Le confort en roulage est impressionnant pour une telle caverne sur roues ; la coque rigide et la suspension indépendante de type automobile font des merveilles sur nos mauvaises routes tout en favorisant le silence de roulement. Pour cause de neige abondante, et de pneus quatre-saisons mal adaptés, les tentatives d’évaluer la tenue de route et le freinage se sont révélées vaines.
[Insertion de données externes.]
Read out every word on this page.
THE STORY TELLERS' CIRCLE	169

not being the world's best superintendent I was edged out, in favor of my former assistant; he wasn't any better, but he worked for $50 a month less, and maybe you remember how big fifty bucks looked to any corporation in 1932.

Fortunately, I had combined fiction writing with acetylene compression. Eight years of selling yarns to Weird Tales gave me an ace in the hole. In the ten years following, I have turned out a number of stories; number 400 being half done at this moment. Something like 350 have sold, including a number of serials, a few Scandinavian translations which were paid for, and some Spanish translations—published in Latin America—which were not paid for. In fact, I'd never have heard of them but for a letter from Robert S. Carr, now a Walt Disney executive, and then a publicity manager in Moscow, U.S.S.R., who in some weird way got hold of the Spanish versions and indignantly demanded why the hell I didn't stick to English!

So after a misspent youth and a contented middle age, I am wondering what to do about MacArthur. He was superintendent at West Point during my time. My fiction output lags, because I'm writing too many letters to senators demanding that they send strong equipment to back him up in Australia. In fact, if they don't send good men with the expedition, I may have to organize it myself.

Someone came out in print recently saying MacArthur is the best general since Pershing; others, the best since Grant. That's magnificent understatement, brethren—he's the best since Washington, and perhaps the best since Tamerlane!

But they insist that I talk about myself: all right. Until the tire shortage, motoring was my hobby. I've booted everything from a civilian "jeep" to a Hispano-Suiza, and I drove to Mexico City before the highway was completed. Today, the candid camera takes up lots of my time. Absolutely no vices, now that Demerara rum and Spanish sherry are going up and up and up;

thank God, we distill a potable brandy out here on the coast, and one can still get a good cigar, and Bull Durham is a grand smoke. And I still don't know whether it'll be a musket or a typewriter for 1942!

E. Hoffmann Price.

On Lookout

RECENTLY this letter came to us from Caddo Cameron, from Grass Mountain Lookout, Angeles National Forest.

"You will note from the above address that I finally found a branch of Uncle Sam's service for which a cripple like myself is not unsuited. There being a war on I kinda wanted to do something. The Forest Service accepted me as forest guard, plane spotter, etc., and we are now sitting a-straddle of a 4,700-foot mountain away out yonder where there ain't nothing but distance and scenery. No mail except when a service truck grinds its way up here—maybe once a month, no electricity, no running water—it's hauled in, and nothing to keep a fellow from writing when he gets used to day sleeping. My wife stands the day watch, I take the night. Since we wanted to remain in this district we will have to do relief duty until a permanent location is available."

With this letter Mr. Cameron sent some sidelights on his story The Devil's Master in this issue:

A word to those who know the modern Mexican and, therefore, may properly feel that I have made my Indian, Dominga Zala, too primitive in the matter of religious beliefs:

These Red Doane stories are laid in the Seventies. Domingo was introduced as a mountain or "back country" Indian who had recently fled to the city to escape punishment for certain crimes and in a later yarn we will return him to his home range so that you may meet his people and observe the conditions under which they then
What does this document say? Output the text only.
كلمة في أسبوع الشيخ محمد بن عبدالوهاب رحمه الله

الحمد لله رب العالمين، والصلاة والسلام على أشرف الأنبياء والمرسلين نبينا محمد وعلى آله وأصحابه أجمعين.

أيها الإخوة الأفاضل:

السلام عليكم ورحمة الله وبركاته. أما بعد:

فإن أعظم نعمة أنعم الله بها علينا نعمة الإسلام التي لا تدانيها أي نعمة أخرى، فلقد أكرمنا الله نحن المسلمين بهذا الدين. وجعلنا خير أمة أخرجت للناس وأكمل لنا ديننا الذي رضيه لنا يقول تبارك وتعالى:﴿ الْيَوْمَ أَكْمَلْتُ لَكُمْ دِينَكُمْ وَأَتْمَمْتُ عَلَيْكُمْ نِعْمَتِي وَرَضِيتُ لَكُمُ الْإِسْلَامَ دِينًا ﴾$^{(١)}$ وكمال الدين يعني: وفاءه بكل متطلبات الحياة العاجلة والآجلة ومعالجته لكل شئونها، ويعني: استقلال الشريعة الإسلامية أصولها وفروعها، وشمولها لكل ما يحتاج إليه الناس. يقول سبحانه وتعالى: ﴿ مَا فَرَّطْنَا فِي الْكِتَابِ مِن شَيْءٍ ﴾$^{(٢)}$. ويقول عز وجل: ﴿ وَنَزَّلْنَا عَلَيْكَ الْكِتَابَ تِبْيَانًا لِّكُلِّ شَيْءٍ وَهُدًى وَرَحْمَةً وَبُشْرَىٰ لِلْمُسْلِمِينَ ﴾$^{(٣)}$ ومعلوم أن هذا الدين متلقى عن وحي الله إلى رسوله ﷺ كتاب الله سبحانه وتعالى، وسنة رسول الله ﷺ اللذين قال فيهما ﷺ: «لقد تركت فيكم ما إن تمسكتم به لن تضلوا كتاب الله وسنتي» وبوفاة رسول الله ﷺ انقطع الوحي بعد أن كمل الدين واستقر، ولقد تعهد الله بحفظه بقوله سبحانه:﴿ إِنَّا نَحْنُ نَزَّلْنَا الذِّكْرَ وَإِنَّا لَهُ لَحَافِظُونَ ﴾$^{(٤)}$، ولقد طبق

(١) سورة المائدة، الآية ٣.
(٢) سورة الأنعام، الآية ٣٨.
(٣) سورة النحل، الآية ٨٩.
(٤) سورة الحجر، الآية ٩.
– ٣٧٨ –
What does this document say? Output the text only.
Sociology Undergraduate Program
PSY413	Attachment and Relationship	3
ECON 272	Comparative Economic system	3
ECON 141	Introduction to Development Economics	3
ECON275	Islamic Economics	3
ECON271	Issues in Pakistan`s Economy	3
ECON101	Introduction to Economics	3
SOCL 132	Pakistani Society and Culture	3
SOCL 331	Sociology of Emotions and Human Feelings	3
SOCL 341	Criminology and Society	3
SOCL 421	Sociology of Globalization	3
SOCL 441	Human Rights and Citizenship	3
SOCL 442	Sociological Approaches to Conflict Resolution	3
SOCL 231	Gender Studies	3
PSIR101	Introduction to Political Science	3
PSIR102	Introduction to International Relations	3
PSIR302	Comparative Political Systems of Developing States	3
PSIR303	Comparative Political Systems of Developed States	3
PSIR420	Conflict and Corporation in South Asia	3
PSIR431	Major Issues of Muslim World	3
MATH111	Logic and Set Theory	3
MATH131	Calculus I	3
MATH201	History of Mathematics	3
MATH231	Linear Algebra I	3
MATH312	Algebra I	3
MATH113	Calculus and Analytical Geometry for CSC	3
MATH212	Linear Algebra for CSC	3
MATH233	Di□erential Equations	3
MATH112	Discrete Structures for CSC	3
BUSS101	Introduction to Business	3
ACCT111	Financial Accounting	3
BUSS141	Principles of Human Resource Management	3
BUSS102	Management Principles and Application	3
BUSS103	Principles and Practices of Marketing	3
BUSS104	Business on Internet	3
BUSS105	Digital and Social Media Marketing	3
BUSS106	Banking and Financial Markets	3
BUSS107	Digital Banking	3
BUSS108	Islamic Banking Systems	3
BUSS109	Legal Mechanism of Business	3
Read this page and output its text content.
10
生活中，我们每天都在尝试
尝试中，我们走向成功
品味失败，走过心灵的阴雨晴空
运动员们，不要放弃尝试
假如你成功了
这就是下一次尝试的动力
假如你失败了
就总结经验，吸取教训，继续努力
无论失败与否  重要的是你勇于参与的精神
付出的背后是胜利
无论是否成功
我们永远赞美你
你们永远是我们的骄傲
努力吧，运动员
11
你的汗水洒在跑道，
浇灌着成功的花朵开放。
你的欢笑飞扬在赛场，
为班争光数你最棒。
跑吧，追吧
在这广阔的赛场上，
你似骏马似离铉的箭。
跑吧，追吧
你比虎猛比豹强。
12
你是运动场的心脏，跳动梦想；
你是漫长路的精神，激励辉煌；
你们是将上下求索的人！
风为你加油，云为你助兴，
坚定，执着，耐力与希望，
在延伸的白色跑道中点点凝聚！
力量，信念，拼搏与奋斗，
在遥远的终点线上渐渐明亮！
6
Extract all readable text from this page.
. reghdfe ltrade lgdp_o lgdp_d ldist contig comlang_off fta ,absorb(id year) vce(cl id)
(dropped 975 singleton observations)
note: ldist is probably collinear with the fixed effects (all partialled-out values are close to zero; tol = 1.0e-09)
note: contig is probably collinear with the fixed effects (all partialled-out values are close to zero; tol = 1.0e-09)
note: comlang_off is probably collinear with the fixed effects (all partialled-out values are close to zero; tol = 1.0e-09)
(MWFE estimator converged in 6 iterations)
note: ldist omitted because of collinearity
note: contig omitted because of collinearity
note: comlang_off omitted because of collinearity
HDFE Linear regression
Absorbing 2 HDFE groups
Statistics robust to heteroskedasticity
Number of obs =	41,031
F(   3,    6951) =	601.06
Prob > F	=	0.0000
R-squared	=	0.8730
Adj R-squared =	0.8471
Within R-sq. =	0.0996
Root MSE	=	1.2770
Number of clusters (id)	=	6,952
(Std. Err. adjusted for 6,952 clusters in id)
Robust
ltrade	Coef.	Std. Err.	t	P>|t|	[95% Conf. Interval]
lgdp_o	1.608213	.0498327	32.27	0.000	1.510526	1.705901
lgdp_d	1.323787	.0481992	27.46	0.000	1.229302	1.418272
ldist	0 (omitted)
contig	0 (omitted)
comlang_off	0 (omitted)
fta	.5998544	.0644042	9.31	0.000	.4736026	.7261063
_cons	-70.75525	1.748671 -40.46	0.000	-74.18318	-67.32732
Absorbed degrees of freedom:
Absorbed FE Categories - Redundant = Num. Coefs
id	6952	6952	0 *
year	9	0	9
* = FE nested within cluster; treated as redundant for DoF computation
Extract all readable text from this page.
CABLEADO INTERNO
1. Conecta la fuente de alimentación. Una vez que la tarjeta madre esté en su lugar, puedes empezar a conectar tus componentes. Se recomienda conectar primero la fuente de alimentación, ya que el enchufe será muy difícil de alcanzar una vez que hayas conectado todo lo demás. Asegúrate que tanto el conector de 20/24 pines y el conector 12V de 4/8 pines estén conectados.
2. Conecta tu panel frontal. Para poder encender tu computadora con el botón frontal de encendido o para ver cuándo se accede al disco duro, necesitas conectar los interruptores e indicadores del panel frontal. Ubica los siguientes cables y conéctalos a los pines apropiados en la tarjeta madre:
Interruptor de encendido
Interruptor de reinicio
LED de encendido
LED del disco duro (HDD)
La direction assistée à crémaillère est toutefois précise et rapide bien que l’assistance variable soit un tantinet légère. La monte pneumatique fait appel à des immenses P255/60R19 qui cachent quatre freins à disques ventilés aux dimensions tout aussi généreuses : 325x29 mm à l’avant et 331x20mm à l’arrière. Un système antidérapage Bosch 8.0 surveille les mouvements du Outlook en permanence, avec une fonction qui devrait minimiser les risques de capotage, toujours présents sur les véhicules lourds à grand débattement de suspension comme ce camion.

Jusqu’à maintenant, le Saturn Outlook remplit parfaitement ses promesses, à l’exception d’une seule ; la consommation de carburant, qui devrait être meilleure que celle des ses cousins Tahoe/Yukon, ne l’est quasiment pas. Avec sa masse généreuse et les conditions hivernales, mon véhicule a englouti pas moins de 28 L/100 km durant les 10 jours de l’essai, qui s’est déroulé essentiellement en ville. On est loin des cotes de Transport Canada, qui sont de 13,5 en ville et 8,9 sur la route.  Au moins, le Outlook demande de l’essence régulière pour remplir son réservoir de 88 litres.

Bien fini, volumineux, silencieux, confortable, doté d’une excellent modularité, le Outlook ne pêche réellement que par sa consommation démesurée au égard des performances offertes. Si la fiabilité est au rendez-vous, Saturn a maintenant dans sa gamme un véhicule vraiment désirable qui se vendra sur ses seules qualités, et non à grand renfort de rabais et promotions.